Rate limits – Full evaluations can hit rate limits unless you're on Tier 2 or above. Consider running smaller eval sets during development.
Vector database – Our in-memory DB is fine for prototyping. For production, use a scalable solution.
Chunking strategy – Experiment with different chunk sizes and overlap. We found heading-based chunking worked well for documentation.
Embedding model – Voyage AI provides domain-specific embeddings. Test different models for your use case.

Key Takeaways

Evaluate retrieval and generation separately – Use precision, recall, F1, and MRR for retrieval; end-to-end accuracy for the full system.

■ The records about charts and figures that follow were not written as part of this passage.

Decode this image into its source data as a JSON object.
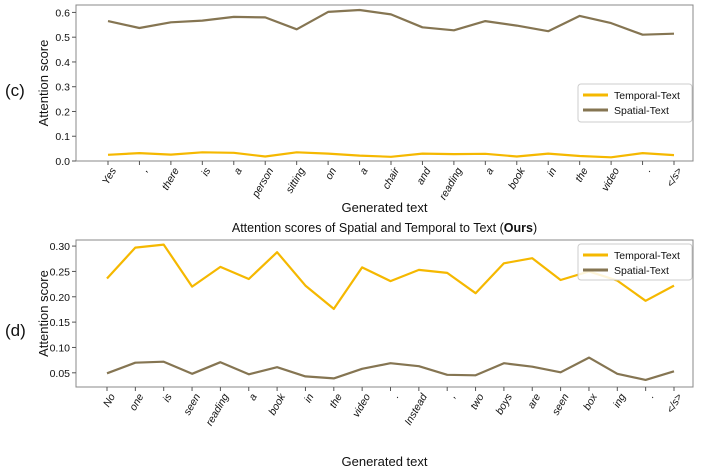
{
  "chart_data": [
    {
      "type": "line",
      "panel_label": "(c)",
      "title": "",
      "xlabel": "Generated text",
      "ylabel": "Attention score",
      "ylim": [
        0,
        0.63
      ],
      "yticks": [
        0.0,
        0.1,
        0.2,
        0.3,
        0.4,
        0.5,
        0.6
      ],
      "ytick_labels": [
        "0.0",
        "0.1",
        "0.2",
        "0.3",
        "0.4",
        "0.5",
        "0.6"
      ],
      "grid": false,
      "legend_placement": "center-right",
      "categories": [
        "Yes",
        ",",
        "there",
        "is",
        "a",
        "person",
        "sitting",
        "on",
        "a",
        "chair",
        "and",
        "reading",
        "a",
        "book",
        "in",
        "the",
        "video",
        ".",
        "</s>"
      ],
      "series": [
        {
          "name": "Temporal-Text",
          "color": "#f5b800",
          "values": [
            0.025,
            0.032,
            0.026,
            0.035,
            0.033,
            0.018,
            0.035,
            0.03,
            0.022,
            0.017,
            0.03,
            0.028,
            0.029,
            0.018,
            0.03,
            0.02,
            0.015,
            0.032,
            0.024
          ]
        },
        {
          "name": "Spatial-Text",
          "color": "#857552",
          "values": [
            0.565,
            0.537,
            0.56,
            0.567,
            0.582,
            0.58,
            0.532,
            0.602,
            0.61,
            0.592,
            0.54,
            0.528,
            0.565,
            0.547,
            0.524,
            0.586,
            0.557,
            0.51,
            0.514
          ]
        }
      ]
    },
    {
      "type": "line",
      "panel_label": "(d)",
      "title": "Attention scores of Spatial and Temporal to Text (",
      "title_bold": "Ours",
      "title_end": ")",
      "xlabel": "Generated text",
      "ylabel": "Attention score",
      "ylim": [
        0.022,
        0.312
      ],
      "yticks": [
        0.05,
        0.1,
        0.15,
        0.2,
        0.25,
        0.3
      ],
      "ytick_labels": [
        "0.05",
        "0.10",
        "0.15",
        "0.20",
        "0.25",
        "0.30"
      ],
      "grid": false,
      "legend_placement": "top-right",
      "categories": [
        "No",
        "one",
        "is",
        "seen",
        "reading",
        "a",
        "book",
        "in",
        "the",
        "video",
        ".",
        "Instead",
        ",",
        "two",
        "boys",
        "are",
        "seen",
        "box",
        "ing",
        ".",
        "</s>"
      ],
      "series": [
        {
          "name": "Temporal-Text",
          "color": "#f5b800",
          "values": [
            0.236,
            0.297,
            0.303,
            0.22,
            0.259,
            0.235,
            0.288,
            0.222,
            0.176,
            0.258,
            0.231,
            0.253,
            0.247,
            0.207,
            0.266,
            0.276,
            0.233,
            0.25,
            0.232,
            0.192,
            0.222
          ]
        },
        {
          "name": "Spatial-Text",
          "color": "#857552",
          "values": [
            0.049,
            0.07,
            0.072,
            0.048,
            0.071,
            0.047,
            0.061,
            0.043,
            0.039,
            0.058,
            0.069,
            0.063,
            0.046,
            0.045,
            0.069,
            0.062,
            0.051,
            0.08,
            0.048,
            0.036,
            0.053
          ]
        }
      ]
    }
  ]
}
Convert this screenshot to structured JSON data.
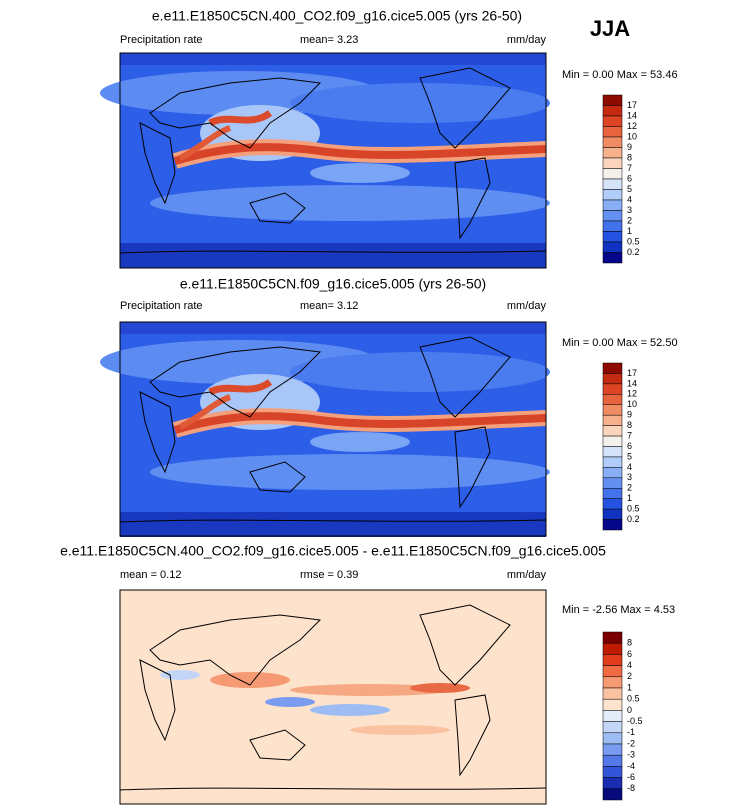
{
  "season": "JJA",
  "panels": [
    {
      "title": "e.e11.E1850C5CN.400_CO2.f09_g16.cice5.005 (yrs 26-50)",
      "left": "Precipitation rate",
      "center": "mean=  3.23",
      "right": "mm/day",
      "range": "Min =  0.00 Max =  53.46",
      "colorbar": {
        "labels": [
          "17",
          "14",
          "12",
          "10",
          "9",
          "8",
          "7",
          "6",
          "5",
          "4",
          "3",
          "2",
          "1",
          "0.5",
          "0.2"
        ],
        "colors": [
          "#8c0a00",
          "#c42a10",
          "#dc4424",
          "#e8643e",
          "#f08c64",
          "#f6b08c",
          "#fad4bc",
          "#f4f0ec",
          "#d6e4fa",
          "#b0ccf8",
          "#88aef6",
          "#6490f2",
          "#4272ec",
          "#2652e2",
          "#1032c0",
          "#06068a"
        ]
      }
    },
    {
      "title": "e.e11.E1850C5CN.f09_g16.cice5.005 (yrs 26-50)",
      "left": "Precipitation rate",
      "center": "mean=  3.12",
      "right": "mm/day",
      "range": "Min =  0.00 Max =  52.50",
      "colorbar": {
        "labels": [
          "17",
          "14",
          "12",
          "10",
          "9",
          "8",
          "7",
          "6",
          "5",
          "4",
          "3",
          "2",
          "1",
          "0.5",
          "0.2"
        ],
        "colors": [
          "#8c0a00",
          "#c42a10",
          "#dc4424",
          "#e8643e",
          "#f08c64",
          "#f6b08c",
          "#fad4bc",
          "#f4f0ec",
          "#d6e4fa",
          "#b0ccf8",
          "#88aef6",
          "#6490f2",
          "#4272ec",
          "#2652e2",
          "#1032c0",
          "#06068a"
        ]
      }
    },
    {
      "title": "e.e11.E1850C5CN.400_CO2.f09_g16.cice5.005 - e.e11.E1850C5CN.f09_g16.cice5.005",
      "left": "mean =  0.12",
      "center": "rmse =  0.39",
      "right": "mm/day",
      "range": "Min = -2.56 Max =  4.53",
      "colorbar": {
        "labels": [
          "8",
          "6",
          "4",
          "2",
          "1",
          "0.5",
          "0",
          "-0.5",
          "-1",
          "-2",
          "-3",
          "-4",
          "-6",
          "-8"
        ],
        "colors": [
          "#7a0000",
          "#c01a00",
          "#e03c1c",
          "#f06a44",
          "#f69a74",
          "#fbc2a2",
          "#fde2cc",
          "#e4ecfa",
          "#c4d6f8",
          "#9ebcf4",
          "#7a9cf0",
          "#5478e8",
          "#3254d8",
          "#1a2cb0",
          "#060a7a"
        ]
      }
    }
  ]
}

Summary indexing improves recall – By searching summaries first, you find relevant chunks that might be missed by embedding similarity alone.
Re-ranking with Claude boosts MRR significantly – Putting the most relevant chunk first improves Claude's answers because it sees the best context immediately.
Small improvements compound – A 0.13 increase in MRR translated to a 10% absolute gain in end-to-end accuracy.
Build your evaluation dataset early – Synthetic data generation works well for initial development. Iterate on real user queries as you mature.